Dynamic Earth Assignment



The conditions of the earth today can easily be connected to how the earth was millions of years ago.  Although just one man’s existence is irrelevant to the large scale impacts this earth has felt, there’s still reason to think about it.  With stuff like Snowball Earth, the fossils and El Niño, this stuff is worth talking about.

The earth was once a huge mass of ice millions of years ago, but eventually converted itself into an environment suitable for all sorts of life; this of course is the theory of Snowball Earth.  If it had really happened, it had to have ended right before the Cambrian Explosion, when lots of life started to happen.   Also, glaciers do exist in this world, and it’s possible that they came to be back when the supposed Snowball Earth was happening.
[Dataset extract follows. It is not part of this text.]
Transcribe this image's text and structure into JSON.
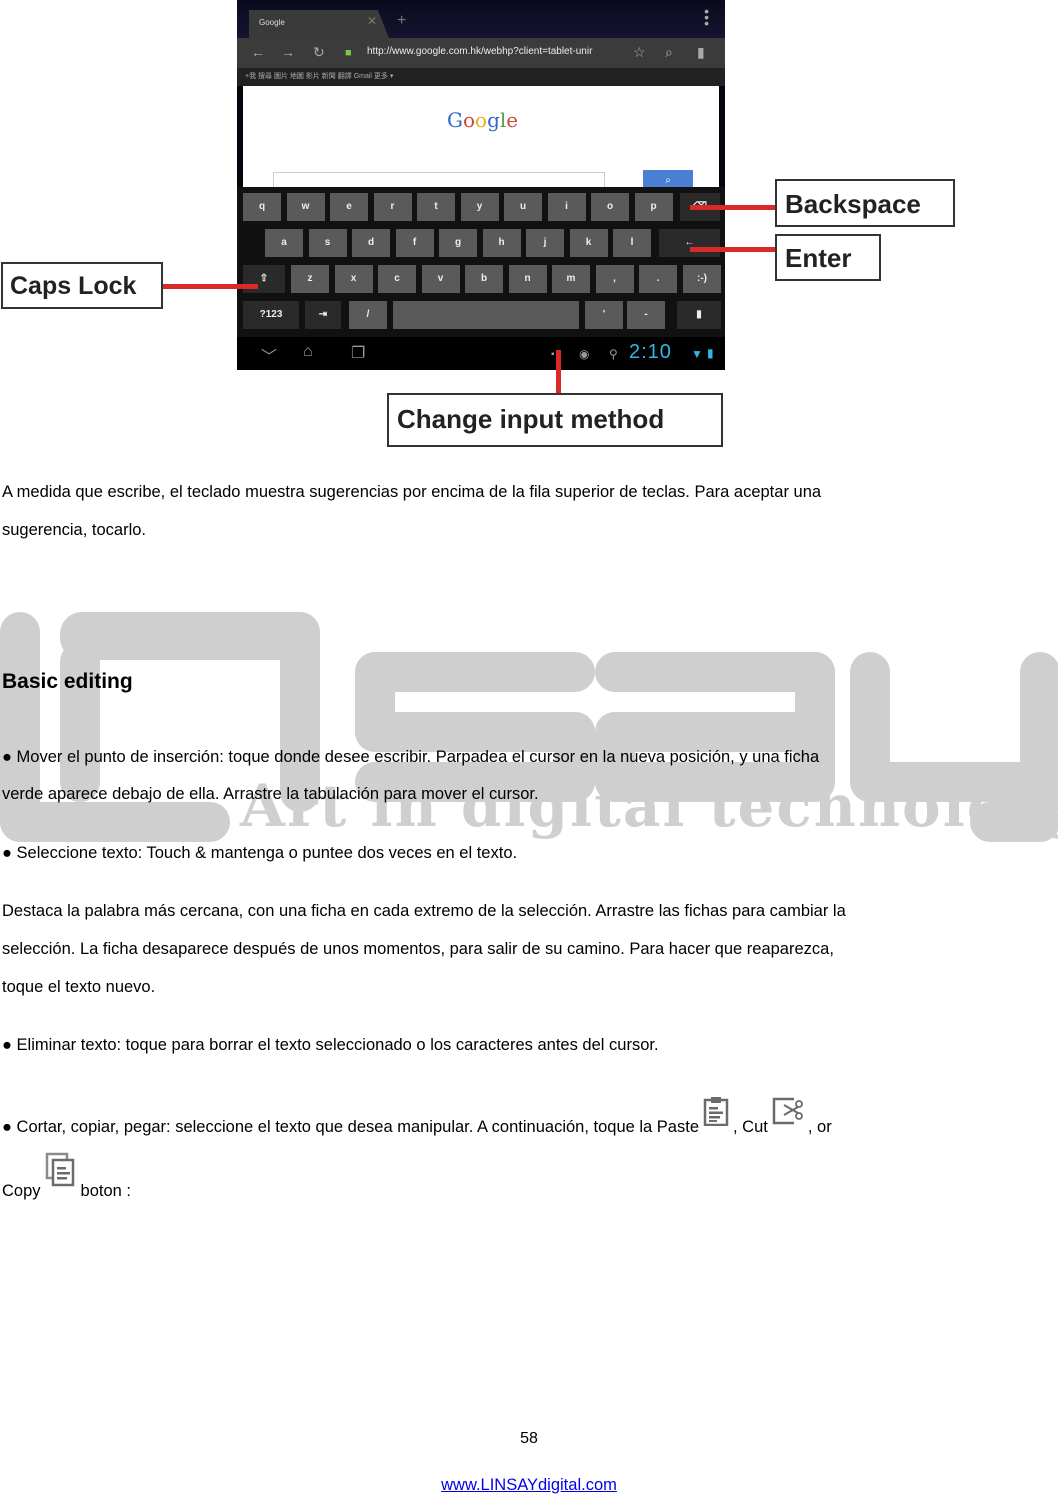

And then there were volcanoes, which possibly contributed to ending this ice age known as Snowball Earth, with their Co2.    In addition to this idea, other hypotheses include what is called “Slushball Earth.”  What this theory is, is that there was water still in the Equator, allowing the hydrologic cycle to still happen on Earth.  Another interesting, although hard to believe hypothesis, is the High-obliquity hypothesis.  This has to do with thinking the Earth’s axis tilt was 60 degrees, thus explaining the latitudes.
 
Fossils are things that once lived, in effect saying things about how Earth was like in the past.  According to index fossils, fossils symbolizing a specific era in time, the organisms that existed in different times show some differences, therefore some sort of indication of evolution, and perhaps showing how the Earth was becoming different in those times.

And then there’s El Niño.   One example being when it was discovered by a crew on a thing known as the RV Conrad, it is a warm current that occurs in the ocean every year around December.  It is possible to associate El Niño with global warming, in that there have been more occurrences of it in the span of just a few   years.   What is also generally regarded as truth is that the only reason for the great number of El Niño is due to it being in the beginning of global warming, and they simply declined in strength as time went on.  This proves that things are happening.

So, the theory of the Earth having been a giant snowball millions of years ago, the fossils, and El Niño; what do they really say about the conditions of the Earth now, in relation to the past?  As it is only a theory, Snowball Earth can’t really show that there are things living on this planet, but it’s still believable.  Fossils, as they were once organisms, prove that life was able to exist on the planet, meaning that the Earth must have been of decent climate millions of years ago. And El Niño certainly can’t say much about the past, but it shows that global warming and climate change might be an important issue now.